NVIDIA shares were up 2.47% in mid-day trading, extending gains tied to a newly disclosed strategic partnership with Corning that targets the build-out of next-generation AI data center infrastructure.
The companies said they will enter a multiyear commercial and technology partnership aimed at materially increasing U.S.-based manufacturing of advanced optical connectivity solutions for next-generation AI data centers. The agreement calls for three new manufacturing plants to be constructed in North Carolina and Texas, a move market participants interpret as further evidence of NVIDIA's involvement across multiple layers of the AI infrastructure stack.

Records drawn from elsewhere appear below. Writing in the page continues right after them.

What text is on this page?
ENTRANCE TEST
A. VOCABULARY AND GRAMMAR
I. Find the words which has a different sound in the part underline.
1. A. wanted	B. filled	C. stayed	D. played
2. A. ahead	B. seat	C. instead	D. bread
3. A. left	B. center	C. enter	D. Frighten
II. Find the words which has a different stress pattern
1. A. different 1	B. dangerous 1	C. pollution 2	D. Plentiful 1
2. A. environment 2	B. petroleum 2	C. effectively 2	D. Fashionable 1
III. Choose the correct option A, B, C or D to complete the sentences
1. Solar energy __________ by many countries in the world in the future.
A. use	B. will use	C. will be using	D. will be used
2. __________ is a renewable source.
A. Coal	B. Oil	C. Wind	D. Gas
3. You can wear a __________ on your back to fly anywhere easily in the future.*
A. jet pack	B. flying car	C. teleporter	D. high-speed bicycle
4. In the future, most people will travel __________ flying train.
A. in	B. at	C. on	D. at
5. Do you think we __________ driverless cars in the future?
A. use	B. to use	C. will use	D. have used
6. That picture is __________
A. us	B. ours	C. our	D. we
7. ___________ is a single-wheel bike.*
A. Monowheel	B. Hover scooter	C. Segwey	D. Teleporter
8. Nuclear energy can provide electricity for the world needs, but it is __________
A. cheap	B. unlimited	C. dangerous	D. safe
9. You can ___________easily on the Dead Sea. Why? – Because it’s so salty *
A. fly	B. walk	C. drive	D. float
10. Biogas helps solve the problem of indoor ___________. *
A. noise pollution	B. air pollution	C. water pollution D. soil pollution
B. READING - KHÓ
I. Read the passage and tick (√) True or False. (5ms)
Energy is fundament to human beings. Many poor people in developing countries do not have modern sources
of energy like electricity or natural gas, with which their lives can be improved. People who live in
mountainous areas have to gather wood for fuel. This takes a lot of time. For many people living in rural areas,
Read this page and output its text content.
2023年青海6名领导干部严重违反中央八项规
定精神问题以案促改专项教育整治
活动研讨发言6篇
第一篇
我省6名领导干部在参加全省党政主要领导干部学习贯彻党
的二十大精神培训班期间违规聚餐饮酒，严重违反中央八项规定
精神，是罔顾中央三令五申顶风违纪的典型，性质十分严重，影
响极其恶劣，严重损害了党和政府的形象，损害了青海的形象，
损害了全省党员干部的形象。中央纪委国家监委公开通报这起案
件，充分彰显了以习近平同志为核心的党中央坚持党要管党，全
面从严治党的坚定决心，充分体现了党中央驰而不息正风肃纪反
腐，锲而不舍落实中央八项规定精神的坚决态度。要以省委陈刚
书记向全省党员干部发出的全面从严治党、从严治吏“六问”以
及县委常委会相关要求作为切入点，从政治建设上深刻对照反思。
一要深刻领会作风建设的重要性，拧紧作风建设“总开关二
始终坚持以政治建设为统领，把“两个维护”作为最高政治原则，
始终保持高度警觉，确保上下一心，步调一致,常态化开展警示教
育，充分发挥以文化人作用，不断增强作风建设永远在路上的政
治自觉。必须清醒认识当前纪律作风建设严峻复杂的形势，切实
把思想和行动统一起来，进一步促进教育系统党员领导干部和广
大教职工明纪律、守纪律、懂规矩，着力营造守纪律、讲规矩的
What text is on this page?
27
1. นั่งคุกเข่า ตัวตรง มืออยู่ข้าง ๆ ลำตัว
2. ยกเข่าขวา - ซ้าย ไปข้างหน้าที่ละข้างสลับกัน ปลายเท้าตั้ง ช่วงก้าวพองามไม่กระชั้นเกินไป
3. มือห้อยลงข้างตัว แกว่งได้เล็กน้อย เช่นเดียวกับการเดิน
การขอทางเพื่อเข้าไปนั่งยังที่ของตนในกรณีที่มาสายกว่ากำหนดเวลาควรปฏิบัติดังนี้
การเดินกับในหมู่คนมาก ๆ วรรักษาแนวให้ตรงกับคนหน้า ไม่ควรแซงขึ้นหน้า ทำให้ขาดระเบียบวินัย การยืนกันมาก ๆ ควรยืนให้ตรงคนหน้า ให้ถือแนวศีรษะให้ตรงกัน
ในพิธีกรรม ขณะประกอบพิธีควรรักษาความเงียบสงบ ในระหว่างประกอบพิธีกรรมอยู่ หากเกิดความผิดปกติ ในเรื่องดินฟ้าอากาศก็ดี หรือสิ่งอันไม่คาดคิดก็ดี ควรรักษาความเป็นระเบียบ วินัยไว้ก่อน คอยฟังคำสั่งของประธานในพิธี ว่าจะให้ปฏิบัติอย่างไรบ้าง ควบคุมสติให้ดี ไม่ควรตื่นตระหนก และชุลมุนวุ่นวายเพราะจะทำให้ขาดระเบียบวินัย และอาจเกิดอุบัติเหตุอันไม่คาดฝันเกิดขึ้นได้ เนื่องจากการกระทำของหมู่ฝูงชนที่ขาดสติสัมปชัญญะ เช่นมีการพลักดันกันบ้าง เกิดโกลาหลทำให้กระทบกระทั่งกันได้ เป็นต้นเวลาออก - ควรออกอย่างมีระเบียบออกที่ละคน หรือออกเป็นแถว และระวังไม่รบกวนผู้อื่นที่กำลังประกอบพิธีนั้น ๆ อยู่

Part of the move higher reflects a catch-up trade. Despite its long-running leadership in the Semiconductor Index (SOX), NVIDIA has lagged the broader semiconductor sector so far this year amid investor concerns over rising competition.
Sentiment received an additional lift from competitor Advanced Micro Devices. AMD reported earnings and revenue that beat analysts' estimates, and its CEO said there is "accelerating demand for AI infrastructure," a comment that reinforced confidence across chip names and supported a sector-wide lift.
Analyst coverage remains broadly favorable. According to 37 analysts, the consensus rating on NVDA stock is "Strong Buy," with a 12-month price target averaging $270.73. Market participants are also positioning ahead of NVIDIA's fiscal first-quarter earnings report, scheduled for May 20, where analysts expect a consensus of $78.8 billion in revenue, a year-over-year increase of 78.6%.
The equity rally is occurring against a constructive macro backdrop that built on record-setting gains earlier in the week. On Wednesday, May 6, the S&P 500 rose 1.46% to 7,365.09 and the Nasdaq gained 2.03% to 25,838.94, with both indexes closing at record highs. That session's rally was supported in part by hopes of progress toward a U.S.-Iran peace deal, a development that helped push global stocks higher while oil prices declined.
Investor optimism around the AI spending story received another boost from a reported commitment by Anthropic of up to $200 billion to Google Cloud and chips over the next five years, a deal described as representing over 40% of Google's recently disclosed cloud backlog.
Taken together, NVIDIA's Corning partnership - which underscores the company's expanding role across the full AI infrastructure stack - plus AMD's earnings-driven sector momentum, large hyperscaler capex commitments and a risk-on macro environment have combined to keep NVDA elevated in mid-day trading as it approaches its 52-week high of $216.83.
Market context
- Strategic partnership focuses on increasing U.S. manufacturing of optical connectivity for AI data centers via three new plants in North Carolina and Texas.
- Sector momentum was supported by AMD's better-than-expected results and commentary about rising AI infrastructure demand.
- Macro and hyperscaler developments - including an Anthropic commitment tied to Google Cloud and hopeful geopolitical news - contributed to broader risk-on flows.